General characteristics
- Tonnage: 74
- Length: 57 ft 4 in (17.5 m)
- Beam: 17 ft 4 in (5.3 m)
- Depth: 5 ft 2 in (1.6 m) depth of hold
- Installed power: steam engine
- Propulsion: propeller

= Dart (steamboat) =

Ship in the Puget Sound Mosquito Fleet

The steamboat Dart operated in the early 1900s as part of the Puget Sound Mosquito Fleet.

==Career==
Dart was built in 1911 by Matthew McDowell at Tacoma for his steamboat line's Seattle-Tacoma-East Pass run. Dart a small vessel even by Mosquito Fleet standards.

Dart ran on the Seattle-Tacoma-East Pass route until about 1918, when Captain McDowell sold her to the Wrangell concern of W.T. Hale and P.C. McCormick, who converted Dart to a motor vessel to run mail between Wrangell and Prince of Wales Island. Later, he sold Dart to Paul S. Charles of Ketchikan interests.

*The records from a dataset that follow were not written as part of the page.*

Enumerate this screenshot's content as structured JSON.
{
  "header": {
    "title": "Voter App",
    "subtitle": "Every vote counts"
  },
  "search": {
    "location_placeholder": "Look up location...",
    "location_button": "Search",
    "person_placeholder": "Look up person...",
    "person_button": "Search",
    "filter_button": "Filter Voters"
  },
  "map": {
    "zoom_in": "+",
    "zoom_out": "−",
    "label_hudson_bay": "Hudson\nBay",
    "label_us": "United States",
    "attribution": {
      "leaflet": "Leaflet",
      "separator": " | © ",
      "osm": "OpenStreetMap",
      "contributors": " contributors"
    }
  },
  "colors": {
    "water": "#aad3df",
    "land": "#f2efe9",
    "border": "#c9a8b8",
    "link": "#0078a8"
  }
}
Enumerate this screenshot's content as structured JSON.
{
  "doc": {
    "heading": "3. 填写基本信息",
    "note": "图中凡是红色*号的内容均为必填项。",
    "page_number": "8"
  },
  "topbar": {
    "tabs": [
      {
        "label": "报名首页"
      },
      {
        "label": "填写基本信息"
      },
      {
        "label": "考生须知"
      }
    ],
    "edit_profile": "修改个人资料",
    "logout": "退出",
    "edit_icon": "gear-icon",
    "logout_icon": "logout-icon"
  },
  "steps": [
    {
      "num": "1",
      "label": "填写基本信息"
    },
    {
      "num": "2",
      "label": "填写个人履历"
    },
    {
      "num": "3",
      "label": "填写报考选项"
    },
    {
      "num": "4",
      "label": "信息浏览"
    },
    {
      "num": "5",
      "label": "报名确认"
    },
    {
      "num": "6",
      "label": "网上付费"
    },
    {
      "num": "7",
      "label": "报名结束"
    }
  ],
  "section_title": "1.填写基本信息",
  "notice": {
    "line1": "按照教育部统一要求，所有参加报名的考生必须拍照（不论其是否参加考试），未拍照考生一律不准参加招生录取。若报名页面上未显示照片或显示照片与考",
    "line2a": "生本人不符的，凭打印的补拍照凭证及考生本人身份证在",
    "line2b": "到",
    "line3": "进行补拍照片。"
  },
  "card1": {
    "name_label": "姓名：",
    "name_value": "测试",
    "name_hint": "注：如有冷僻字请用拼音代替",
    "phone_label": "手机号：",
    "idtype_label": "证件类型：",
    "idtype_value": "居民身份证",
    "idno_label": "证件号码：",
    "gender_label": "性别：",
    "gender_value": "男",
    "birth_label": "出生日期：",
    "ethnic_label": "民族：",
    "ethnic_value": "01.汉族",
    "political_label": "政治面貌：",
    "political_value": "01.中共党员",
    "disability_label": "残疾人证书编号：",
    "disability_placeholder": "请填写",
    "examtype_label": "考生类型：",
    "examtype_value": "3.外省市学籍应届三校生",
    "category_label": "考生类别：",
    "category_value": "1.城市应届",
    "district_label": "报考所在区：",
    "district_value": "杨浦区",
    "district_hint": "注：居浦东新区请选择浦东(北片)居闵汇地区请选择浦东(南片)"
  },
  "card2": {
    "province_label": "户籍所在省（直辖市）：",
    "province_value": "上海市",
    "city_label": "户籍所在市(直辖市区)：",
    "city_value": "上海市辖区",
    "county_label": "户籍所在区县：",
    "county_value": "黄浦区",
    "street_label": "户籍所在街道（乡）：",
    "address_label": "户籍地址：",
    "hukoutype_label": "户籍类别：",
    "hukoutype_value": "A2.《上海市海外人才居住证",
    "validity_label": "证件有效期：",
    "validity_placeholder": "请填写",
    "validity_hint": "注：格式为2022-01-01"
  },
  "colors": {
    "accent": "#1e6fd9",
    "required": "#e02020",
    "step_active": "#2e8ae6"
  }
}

In 1925 the Anderson Tug Company purchased Dart and returned her to Puget Sound to operate as a tug. In 1928 Dart burned on the Sound while awaiting scrapping. Her engines were salvaged and placed in the ferry City of Mukilteo. Her hull, still good apparently, was rebuilt as a diesel freighter and sent to work routes out of Juneau.